Mental Health Partners Crisis Center

The Mental Health Partners Crisis Center is available to those in need of direct services or those seeking to help engage another person in services, whether the crisis is substance-use related, or psychiatric or both. They are available for drop-ins at their Boulder location.

  • Address: 3180 Airport Rd, Boulder, CO 80301

Trevor Project (LGBTQ+)

The Trevor Project is the world’s largest suicide prevention and crisis intervention organization for lesbian, gay, bisexual, transgender, queer and questioning (LGBTQ+) young people. They provide 24/7 crisis counseling via phone, text and chat.

  • Call: 1-866-488-7386
  • Text: ‘START’ to 678678
  • Chat: Chat online

Crisis Text Line

Crisis Text Line provides free, high-quality text-based mental health support and crisis intervention by empowering a community of trained volunteers to support people in their moments of need. They are available 24/7 by text or WhatsApp.

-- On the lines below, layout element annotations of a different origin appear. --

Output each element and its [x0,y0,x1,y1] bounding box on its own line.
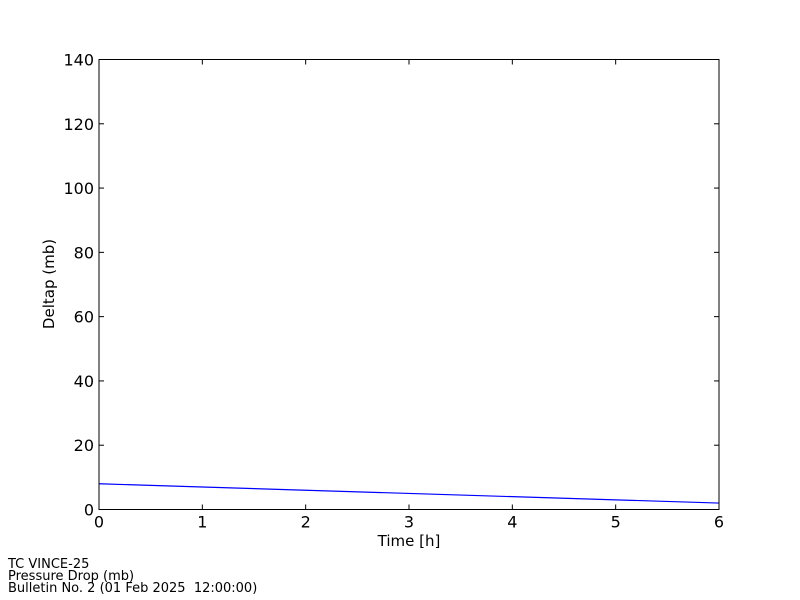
x-tick-label: 2 [301,513,311,532]
x-tick-label: 0 [94,513,104,532]
y-tick-label: 0 [84,501,94,520]
x-tick-label: 5 [611,513,621,532]
y-tick-label: 40 [74,372,94,391]
footer-variable: Pressure Drop (mb) [8,569,135,584]
y-tick-label: 80 [74,243,94,262]
x-tick-label: 1 [197,513,207,532]
x-tick-label: 6 [714,513,724,532]
series-line [98,483,720,504]
footer-storm-name: TC VINCE-25 [8,557,90,572]
y-tick-label: 100 [63,179,94,198]
footer-bulletin: Bulletin No. 2 (01 Feb 2025 12:00:00) [8,581,258,596]
y-axis-label: Deltap (mb) [40,239,58,329]
y-tick-label: 60 [74,308,94,327]
x-tick-label: 3 [404,513,414,532]
y-tick-label: 140 [63,51,94,70]
y-tick-label: 120 [63,115,94,134]
y-tick-label: 20 [74,436,94,455]
x-axis-label: Time [h] [377,532,441,550]
plot-frame [98,59,720,510]
x-tick-label: 4 [507,513,517,532]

When to seek general mental health support

Asking for help can be hard, especially if we’re not entirely sure we need it. While some mental health concerns may be obvious, others can be harder to distinguish. For instance, believing that it’s normal to feel overwhelmed or stressed during college may prevent some people from seeking support if it’s related to stress.
Remember that everyone struggles sometimes, and you don’t have to go it alone. Here are some examples of times when it may be a good idea to seek support or connect with resources on campus.

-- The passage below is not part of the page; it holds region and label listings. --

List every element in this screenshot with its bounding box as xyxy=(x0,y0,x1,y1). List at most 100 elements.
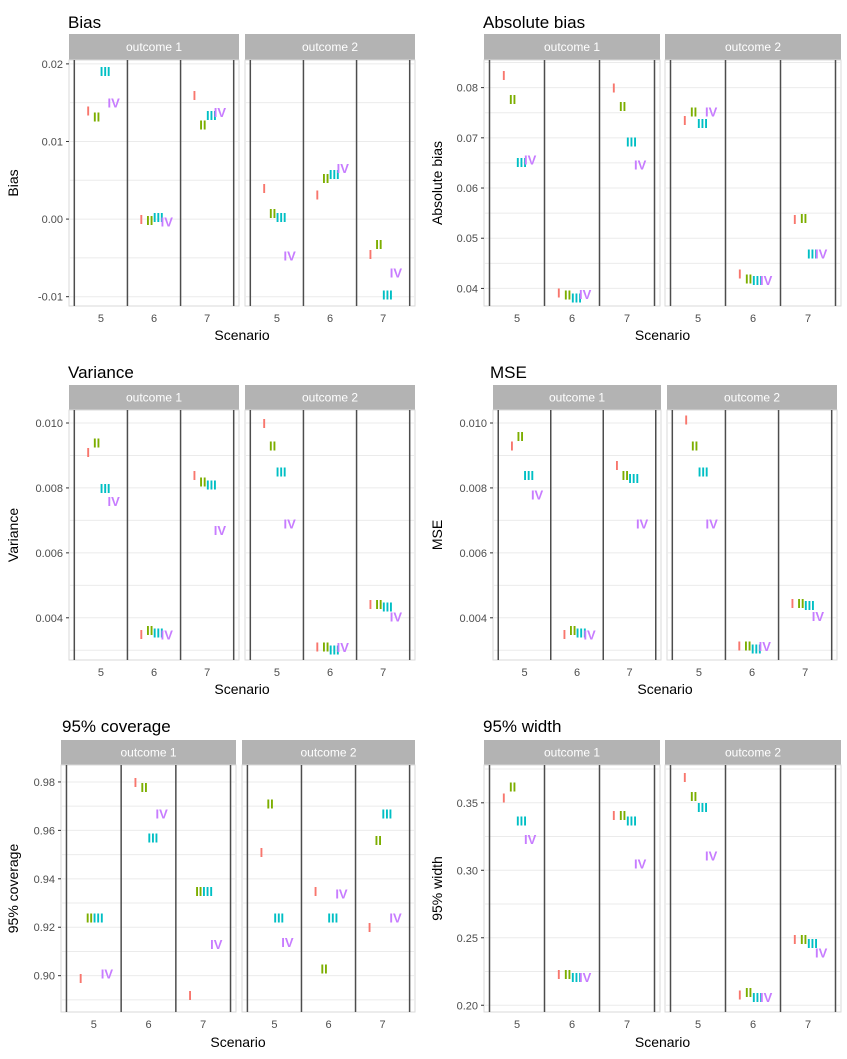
data-point-III: III xyxy=(698,465,709,480)
x-tick-label: 5 xyxy=(274,313,280,325)
data-point-III: III xyxy=(381,806,392,821)
data-point-II: II xyxy=(745,271,752,286)
y-tick-label: 0.05 xyxy=(457,233,478,245)
x-tick-label: 5 xyxy=(98,667,104,679)
x-tick-label: 7 xyxy=(204,667,210,679)
data-point-II: II xyxy=(375,833,382,848)
facet-strip-label: outcome 2 xyxy=(724,391,780,405)
x-tick-label: 7 xyxy=(380,667,386,679)
x-tick-label: 5 xyxy=(274,667,280,679)
data-point-II: II xyxy=(322,171,329,186)
x-tick-label: 6 xyxy=(569,313,575,325)
data-point-III: III xyxy=(206,108,217,123)
data-point-II: II xyxy=(800,211,807,226)
x-tick-label: 7 xyxy=(380,1019,386,1031)
x-axis-title: Scenario xyxy=(214,681,269,697)
facet-strip-label: outcome 1 xyxy=(126,40,182,54)
y-tick-label: 0.96 xyxy=(34,825,55,837)
data-point-III: III xyxy=(752,990,763,1005)
facet-background xyxy=(68,59,240,307)
data-point-I: I xyxy=(139,627,143,642)
data-point-I: I xyxy=(510,439,514,454)
facet-strip-label: outcome 1 xyxy=(544,40,600,54)
data-point-I: I xyxy=(369,597,373,612)
data-point-II: II xyxy=(146,213,153,228)
x-tick-label: 7 xyxy=(624,1019,630,1031)
data-point-III: III xyxy=(276,465,287,480)
facet-strip xyxy=(667,385,837,410)
data-point-IV: IV xyxy=(283,517,296,532)
y-axis-title: 95% coverage xyxy=(5,844,21,934)
data-point-II: II xyxy=(509,780,516,795)
facet-background xyxy=(244,409,416,661)
data-point-I: I xyxy=(262,181,266,196)
x-tick-label: 7 xyxy=(200,1019,206,1031)
facet-background xyxy=(483,764,661,1013)
panel-title: 95% width xyxy=(483,717,561,736)
data-point-I: I xyxy=(738,266,742,281)
x-tick-label: 5 xyxy=(514,313,520,325)
y-axis-title: MSE xyxy=(429,520,445,550)
facet-strip-label: outcome 2 xyxy=(302,391,358,405)
data-point-III: III xyxy=(697,800,708,815)
y-tick-label: 0.20 xyxy=(457,1000,478,1012)
x-tick-label: 5 xyxy=(98,313,104,325)
x-tick-label: 7 xyxy=(802,667,808,679)
data-point-IV: IV xyxy=(531,487,544,502)
data-point-III: III xyxy=(202,884,213,899)
data-point-II: II xyxy=(146,623,153,638)
data-point-II: II xyxy=(517,429,524,444)
data-point-I: I xyxy=(369,247,373,262)
x-tick-label: 7 xyxy=(624,313,630,325)
data-point-IV: IV xyxy=(389,911,402,926)
y-axis-title: 95% width xyxy=(429,856,445,921)
data-point-IV: IV xyxy=(812,609,825,624)
facet-strip-label: outcome 1 xyxy=(126,391,182,405)
x-tick-label: 6 xyxy=(327,313,333,325)
data-point-I: I xyxy=(260,845,264,860)
data-point-II: II xyxy=(690,789,697,804)
data-point-IV: IV xyxy=(634,857,647,872)
panel-title: MSE xyxy=(490,363,527,382)
x-tick-label: 6 xyxy=(325,1019,331,1031)
facet-strip-label: outcome 2 xyxy=(302,40,358,54)
x-axis-title: Scenario xyxy=(214,327,269,343)
data-point-IV: IV xyxy=(634,157,647,172)
y-tick-label: 0.06 xyxy=(457,183,478,195)
data-point-II: II xyxy=(195,884,202,899)
data-point-III: III xyxy=(153,625,164,640)
data-point-IV: IV xyxy=(283,249,296,264)
data-point-IV: IV xyxy=(583,628,596,643)
data-point-I: I xyxy=(134,775,138,790)
facet-strip xyxy=(484,740,660,765)
facet-background xyxy=(664,59,842,307)
data-point-II: II xyxy=(745,985,752,1000)
data-point-III: III xyxy=(516,813,527,828)
data-point-IV: IV xyxy=(524,832,537,847)
y-tick-label: 0.08 xyxy=(457,83,478,95)
facet-strip xyxy=(242,740,415,765)
panel-title: 95% coverage xyxy=(62,717,171,736)
x-tick-label: 5 xyxy=(696,667,702,679)
data-point-III: III xyxy=(751,642,762,657)
x-tick-label: 6 xyxy=(574,667,580,679)
data-point-I: I xyxy=(315,639,319,654)
x-tick-label: 6 xyxy=(151,667,157,679)
data-point-III: III xyxy=(571,970,582,985)
y-tick-label: 0.94 xyxy=(34,874,55,886)
facet-strip-label: outcome 1 xyxy=(120,746,176,760)
y-tick-label: 0.004 xyxy=(459,613,487,625)
y-axis-title: Absolute bias xyxy=(429,141,445,225)
facet-background xyxy=(244,59,416,307)
data-point-IV: IV xyxy=(161,628,174,643)
y-tick-label: 0.35 xyxy=(457,798,478,810)
data-point-III: III xyxy=(626,134,637,149)
data-point-IV: IV xyxy=(337,161,350,176)
data-point-II: II xyxy=(622,468,629,483)
data-point-III: III xyxy=(626,813,637,828)
data-point-III: III xyxy=(206,478,217,493)
panel-title: Bias xyxy=(68,13,101,32)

General mental health support can be a great option if someone is:

  • Having difficulty managing stress, worry or anxious thoughts
  • Feeling down, lonely, sad or hopeless
  • Feeling overwhelmed by life’s demands (e.g. school, work, relationships, etc.)
  • Looking to develop healthier coping skills or relationships
  • Experiencing negative impacts from substance use
  • Experiencing relationship difficulties (e.g. making or keeping relationships)
  • Unsure how to make meaningful changes or address issues on their own

If you are struggling with any of the mental health concerns listed above, be sure to check out the following resources for support. 

Let's Talk

  • Let’s Talk allows students to check in for an informal and confidential consultation with a counselor.
  • Let’s Talk Psychiatry is for students who are currently not taking medications to manage their mental health but would like to obtain general information about medications or psychiatric care.

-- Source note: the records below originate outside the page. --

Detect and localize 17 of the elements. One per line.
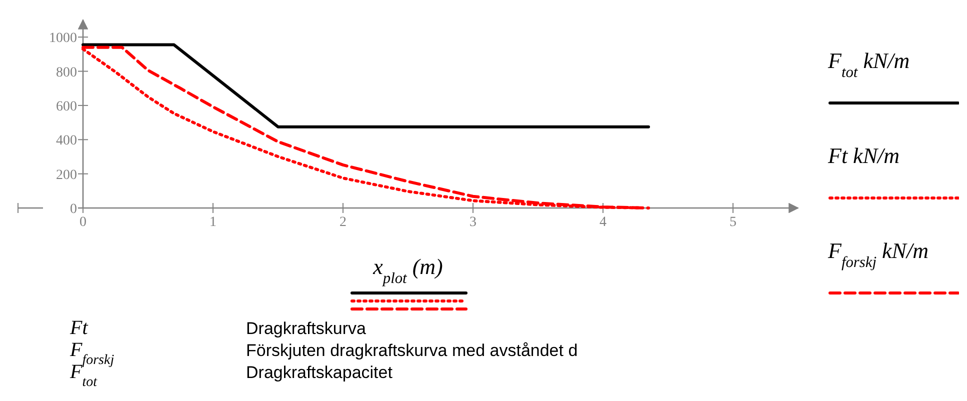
y-tick-label: 400	[56, 134, 77, 149]
x-tick-label: 1	[210, 215, 216, 230]
y-tick-label: 800	[56, 65, 77, 80]
x-axis-title: x$_{plot}$ (m)	[372, 254, 443, 286]
x-tick-label: 4	[600, 215, 606, 230]
text: Ft kN/m	[827, 143, 900, 168]
text: F$_{tot}$ kN/m	[827, 48, 910, 80]
y-tick-label: 600	[56, 99, 77, 114]
text: Ft Dragkraftskurva	[70, 317, 366, 339]
x-tick-label: 3	[470, 215, 476, 230]
y-tick-label: 200	[56, 168, 77, 183]
x-tick-label: 0	[80, 215, 86, 230]
x-tick-label: 2	[340, 215, 346, 230]
y-tick-label: 1000	[49, 31, 77, 46]
x-tick-label: 5	[730, 215, 736, 230]
text: F$_{forskj}$ kN/m	[827, 238, 928, 270]
y-tick-label: 0	[70, 202, 77, 217]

CAPS provides weekly workshops that can help students develop healthy coping skills related to stress, anxiety and other painful or distressing emotions. All workshops are covered by the mental health fee. Join virtually by signing up online at MyCUHealth

Thriving Campus

If you are looking to connect with a local provider in your area, Thriving Campus can help you connect with a variety of providers based on specialization, needs and insurance. 

Office of Victim Assistance (OVA)

OVA provides free and confidential information, consultation, support, advocacy and short-term counseling services for students, grad students, faculty and staff who have experienced a traumatic, disturbing or life-disruptive event.

Peer Wellness Coaching

Peer Wellness Coaching is a free service available to students to help them set and achieve wellness goals. Peer wellness coaches are familiar with a variety of topics, including stress, relationships, academics, self-care, sleep, finances and more.

Health Promotion

Health Promotion offers free weekly programs that focus on self-care, community-building, stress management and more. Topic areas change weekly and events are open to all students.